Von Sahra Barkini – Stuttgart. Schon vor dem offiziellen Kundgebungsbeginn um 14.30 Uhr platzte der Stuttgarter Marktplatz am 24. Februar aus allen Nähten. Auch die Seitenstraßen waren voll von Menschen. Es gab kein Durchkommen mehr. Um die 15 000 Menschen folgten dem Aufruf von „Stuttgart gegen Rechts“ (SgR) zur Demonstration „Die rechte Welle brechen“. Über 90 Organisationen unterstützten den Aufruf. Es gab Anreisen aus vielen Städten Süddeutschlands.
Im Anschluss an die Kundgebung zogen die TeilnehmerInnen zur Abschlusskundgebung auf den Marienplatz. Die Polizei filmte und fotografierte sowohl den vorderen als auch den hinteren Teil der Demonstration. Dies ist als Maßnahme nur zur Gefahrenabwehr erlaubt. Seit Anfang 2021 gilt zwar ein repressives Polizeigesetz in „The Länd“, aber selbst dieses erlaubt das Filmen der Polizei auf Demonstrationen nur, wenn „aufgrund einer aktuellen Gefährdungsanalyse anzunehmen ist, dass Veranstaltungen und Ansammlungen vergleichbarer Art und Größe von terroristischen Anschlägen bedroht sind, oder aufgrund der Art und Größe der Veranstaltungen und Ansammlungen erfahrungsgemäß erhebliche Gefahren für die öffentliche Sicherheit entstehen können“. Stellen Menschen unterschiedlichen Alters und Geschlechts eine Gefahr dar, wenn sie in Stuttgart gegen Rechts demonstrieren ?
Die Kundgebung auf dem Marktplatz war geprägt von Redebeiträgen unter anderem der Gewerkschaften, von Flüchtlingsorganisationen und der antifaschistischen Bewegung. Musikalisch heizte PTK & Sechser den TeilnehmerInnen ein. Die OrganisatorInnen legten das Augenmerk nicht nur auf die AfD, sondern beleuchteten den gesamten Rechtsruck – auch den der Ampel-Parteien. Dies mag so manchen KundgebungsteilnehmerInnen etwas sauer aufgestoßen sein.
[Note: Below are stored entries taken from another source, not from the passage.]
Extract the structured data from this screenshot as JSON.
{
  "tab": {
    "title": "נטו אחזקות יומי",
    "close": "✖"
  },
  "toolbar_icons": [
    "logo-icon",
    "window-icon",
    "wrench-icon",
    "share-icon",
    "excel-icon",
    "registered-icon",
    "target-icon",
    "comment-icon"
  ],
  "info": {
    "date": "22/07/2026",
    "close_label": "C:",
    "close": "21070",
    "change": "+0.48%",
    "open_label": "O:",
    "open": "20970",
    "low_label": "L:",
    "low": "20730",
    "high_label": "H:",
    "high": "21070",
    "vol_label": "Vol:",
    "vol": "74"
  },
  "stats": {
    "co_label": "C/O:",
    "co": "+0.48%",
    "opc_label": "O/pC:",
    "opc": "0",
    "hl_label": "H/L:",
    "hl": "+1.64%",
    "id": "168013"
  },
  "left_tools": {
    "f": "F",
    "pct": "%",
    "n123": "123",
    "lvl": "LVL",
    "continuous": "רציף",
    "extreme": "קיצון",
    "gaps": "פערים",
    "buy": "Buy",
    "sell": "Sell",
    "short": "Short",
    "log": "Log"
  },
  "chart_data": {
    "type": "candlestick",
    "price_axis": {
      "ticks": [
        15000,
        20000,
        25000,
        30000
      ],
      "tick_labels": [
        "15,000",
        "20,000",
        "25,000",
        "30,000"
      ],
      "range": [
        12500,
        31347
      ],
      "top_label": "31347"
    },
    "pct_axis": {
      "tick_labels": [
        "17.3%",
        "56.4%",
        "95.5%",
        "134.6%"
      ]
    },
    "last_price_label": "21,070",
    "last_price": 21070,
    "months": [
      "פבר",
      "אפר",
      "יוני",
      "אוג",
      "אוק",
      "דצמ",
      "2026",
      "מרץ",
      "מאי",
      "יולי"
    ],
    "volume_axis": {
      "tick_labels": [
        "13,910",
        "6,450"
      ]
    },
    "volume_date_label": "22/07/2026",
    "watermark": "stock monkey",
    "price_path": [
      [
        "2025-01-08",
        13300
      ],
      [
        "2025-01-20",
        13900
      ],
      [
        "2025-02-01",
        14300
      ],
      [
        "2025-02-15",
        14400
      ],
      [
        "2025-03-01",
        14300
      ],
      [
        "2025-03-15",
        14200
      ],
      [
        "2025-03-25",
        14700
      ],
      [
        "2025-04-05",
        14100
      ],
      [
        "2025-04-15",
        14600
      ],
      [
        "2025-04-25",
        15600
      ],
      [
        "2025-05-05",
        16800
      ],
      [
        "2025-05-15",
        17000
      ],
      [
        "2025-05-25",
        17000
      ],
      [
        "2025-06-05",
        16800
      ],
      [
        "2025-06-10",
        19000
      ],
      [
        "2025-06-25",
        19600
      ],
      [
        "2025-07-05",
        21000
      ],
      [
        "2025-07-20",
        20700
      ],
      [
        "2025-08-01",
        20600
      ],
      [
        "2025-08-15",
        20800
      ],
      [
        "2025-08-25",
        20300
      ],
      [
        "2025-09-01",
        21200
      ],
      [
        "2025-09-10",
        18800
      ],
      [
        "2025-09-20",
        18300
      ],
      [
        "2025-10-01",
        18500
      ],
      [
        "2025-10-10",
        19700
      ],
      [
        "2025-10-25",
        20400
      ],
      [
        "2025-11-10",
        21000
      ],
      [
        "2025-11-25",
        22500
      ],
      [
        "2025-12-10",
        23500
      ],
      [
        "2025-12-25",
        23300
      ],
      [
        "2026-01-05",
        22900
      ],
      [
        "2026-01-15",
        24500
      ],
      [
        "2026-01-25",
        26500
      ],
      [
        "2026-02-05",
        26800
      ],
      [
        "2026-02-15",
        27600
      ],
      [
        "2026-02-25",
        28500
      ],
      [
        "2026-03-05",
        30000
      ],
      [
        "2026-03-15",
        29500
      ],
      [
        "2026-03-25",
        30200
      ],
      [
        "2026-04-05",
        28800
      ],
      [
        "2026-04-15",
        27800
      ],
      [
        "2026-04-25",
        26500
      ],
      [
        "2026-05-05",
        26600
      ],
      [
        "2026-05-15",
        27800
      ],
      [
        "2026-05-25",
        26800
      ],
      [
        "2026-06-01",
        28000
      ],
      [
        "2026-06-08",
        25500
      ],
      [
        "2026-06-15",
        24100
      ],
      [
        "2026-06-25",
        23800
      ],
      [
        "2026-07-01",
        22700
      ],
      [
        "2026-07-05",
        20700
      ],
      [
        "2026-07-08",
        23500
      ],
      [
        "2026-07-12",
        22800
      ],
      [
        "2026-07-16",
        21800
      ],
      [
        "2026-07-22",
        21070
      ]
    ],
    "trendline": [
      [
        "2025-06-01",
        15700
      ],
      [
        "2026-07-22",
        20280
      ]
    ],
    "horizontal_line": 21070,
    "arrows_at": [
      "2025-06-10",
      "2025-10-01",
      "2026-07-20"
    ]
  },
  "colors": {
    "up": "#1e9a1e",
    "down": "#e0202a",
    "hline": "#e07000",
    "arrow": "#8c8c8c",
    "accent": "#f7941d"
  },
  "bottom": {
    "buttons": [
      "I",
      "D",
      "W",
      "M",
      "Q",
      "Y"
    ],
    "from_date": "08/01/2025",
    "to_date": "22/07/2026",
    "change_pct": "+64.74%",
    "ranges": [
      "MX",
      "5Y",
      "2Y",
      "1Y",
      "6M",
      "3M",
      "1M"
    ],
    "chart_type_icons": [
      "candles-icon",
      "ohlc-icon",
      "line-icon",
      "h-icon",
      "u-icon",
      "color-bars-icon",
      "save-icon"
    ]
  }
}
Aber Bezahlkarten für Geflüchtete oder ein Bundeskanzler, der mehr Abschiebungen fordert, kann als Teil des rechten Problems gesehen werden.
Die Gewerkschaften, allen voran die Vertrauensleute der IG Metall Untertürkheim, führten den Demonstrationszug an. Erst danach folgte ein großer, lauter antifaschistischer Block. Er hatte über weite Teile der Strecke auch massive Polizeibegleitung. Die Route führte über die Eberhardstraße, die Tübinger Straße zum Marienplatz. Auf Höhe der Paulinenbrücke wurde es kurz hektisch, als die AktivistInnen Konfetti und bunten Rauch zündeten. Am Marienplatz traten die Berliner Raper PTK & Sechser erneut auf. Sie trafen den Nerv der TeilnehmerInnen. Auf dem Marienplatz machte sich schnell eine Art Festival Stimmung breit. Und die Antifa-Fahnen und Demoschilder wehten im Wind und hüpften mit ihren TrägerInnen. Neben der Musik gab es auch Redebeiträge von feministischen und migrantischen Gruppen.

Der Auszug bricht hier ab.